When AI and humans work together, more detailed and accurate image descriptions emerge. This method could greatly improve the accuracy of image models.
A Google research team has developed ImageInWords (IIW), a system designed to take image descriptions to a new level. IIW combines precise instructions for human workers with a step-by-step description process. The result is extremely detailed image descriptions that surpass previous approaches in benchmarks.
Current AI systems for image processing are often trained with enormous amounts of data sourced from the internet. However, this data is frequently inaccurate and uses simple alt-texts instead of meaningful image descriptions, limiting the capabilities of these systems.
Previous attempts to create higher-quality image descriptions also had weaknesses, regardless of whether the descriptions were created by humans or AI models, as they exhibited subjective biases or hallucinations.
IIW directly addresses these challenges. First, the system recognizes individual objects in an image. Then, an AI generates initial descriptions for each object, serving as a starting point for human annotators.
Humans should describe images "like a painter"
The human annotators refine and expand the object-related descriptions, ensuring that the descriptions are both comprehensive and accurate.
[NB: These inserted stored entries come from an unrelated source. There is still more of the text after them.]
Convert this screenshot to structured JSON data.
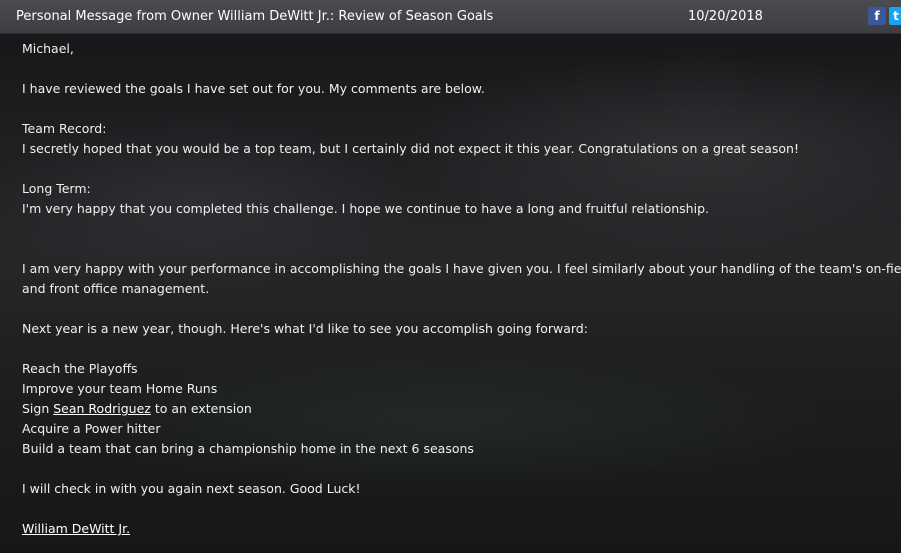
{
  "header": {
    "title": "Personal Message from Owner William DeWitt Jr.: Review of Season Goals",
    "date": "10/20/2018",
    "facebook_glyph": "f",
    "twitter_glyph": "t"
  },
  "message": {
    "greeting": "Michael,",
    "intro": "I have reviewed the goals I have set out for you.  My comments are below.",
    "team_record_heading": "Team Record:",
    "team_record_text": "I secretly hoped that you would be a top team, but I certainly did not expect it this year. Congratulations on a great season!",
    "long_term_heading": "Long Term:",
    "long_term_text": "I'm very happy that you completed this challenge. I hope we continue to have a long and fruitful relationship.",
    "performance_line1": "I am very happy with your performance in accomplishing the goals I have given you. I feel similarly about your handling of the team's on-field",
    "performance_line2": "and front office management.",
    "next_year": "Next year is a new year, though.  Here's what I'd like to see you accomplish going forward:",
    "goals": {
      "goal1": "Reach the Playoffs",
      "goal2": "Improve your team Home Runs",
      "goal3_prefix": "Sign ",
      "goal3_player": "Sean Rodriguez",
      "goal3_suffix": " to an extension",
      "goal4": "Acquire a Power hitter",
      "goal5": "Build a team that can bring a championship home in the next 6 seasons"
    },
    "closing": "I will check in with you again next season.  Good Luck!",
    "signature": "William DeWitt Jr."
  }
}
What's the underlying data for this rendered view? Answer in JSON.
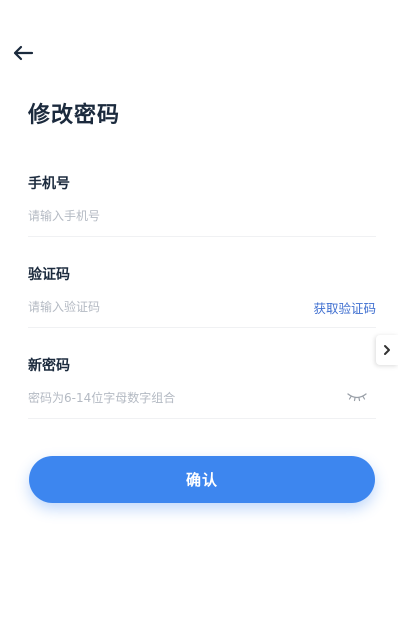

The annotators are asked to operate as if they are instructing a painter to paint with their words and only include details that can be deduced from visual cues, erring on the side of higher precision. Unnecessary fragmentation of sentences should be avoided to compose in a flowy coherent style avoiding the use of filler phrases like: “In this image,” “we can see,” “there is a,” “this is a picture of,” since they add no visual detail and come at a cost of verbosity.
From the paper
The complete guide for descriptions can be found in the appendix of the paper under Chapter 7.1 and spans several pages. Among other things, the workers should pay attention to these properties of an image:
- Function: Purpose of the component or the role it plays in the image
- Shape: Specific geometric shape, organic, or abstract
- Size: Large, small, or relative size to other objects
- Color: Specific color with nuances like solid or variegated
- Design/Pattern: Solid, flowers, or geometric
- Texture: Smooth, rough, bumpy, shiny, or dull
- Material: Wooden, metallic, glass, or plastic
- Condition: Good, bad, old, new, damaged, or worn out
- Opacity: Transparent, translucent, or opaque
- Orientation: Upright, horizontal, inverted, or tilted
- Location: Foreground, middle ground, or background
- Relationship to other components: Interactions or relative spatial arrangement
- Text written on objects: Where and how it’s written, font and its attributes, single/multi-line, or multiple pieces of individual text
Subsequently, a Vision Language Model generates a description for the entire image. The annotators use this, along with the object-related descriptions, to create a complete and coherent image description.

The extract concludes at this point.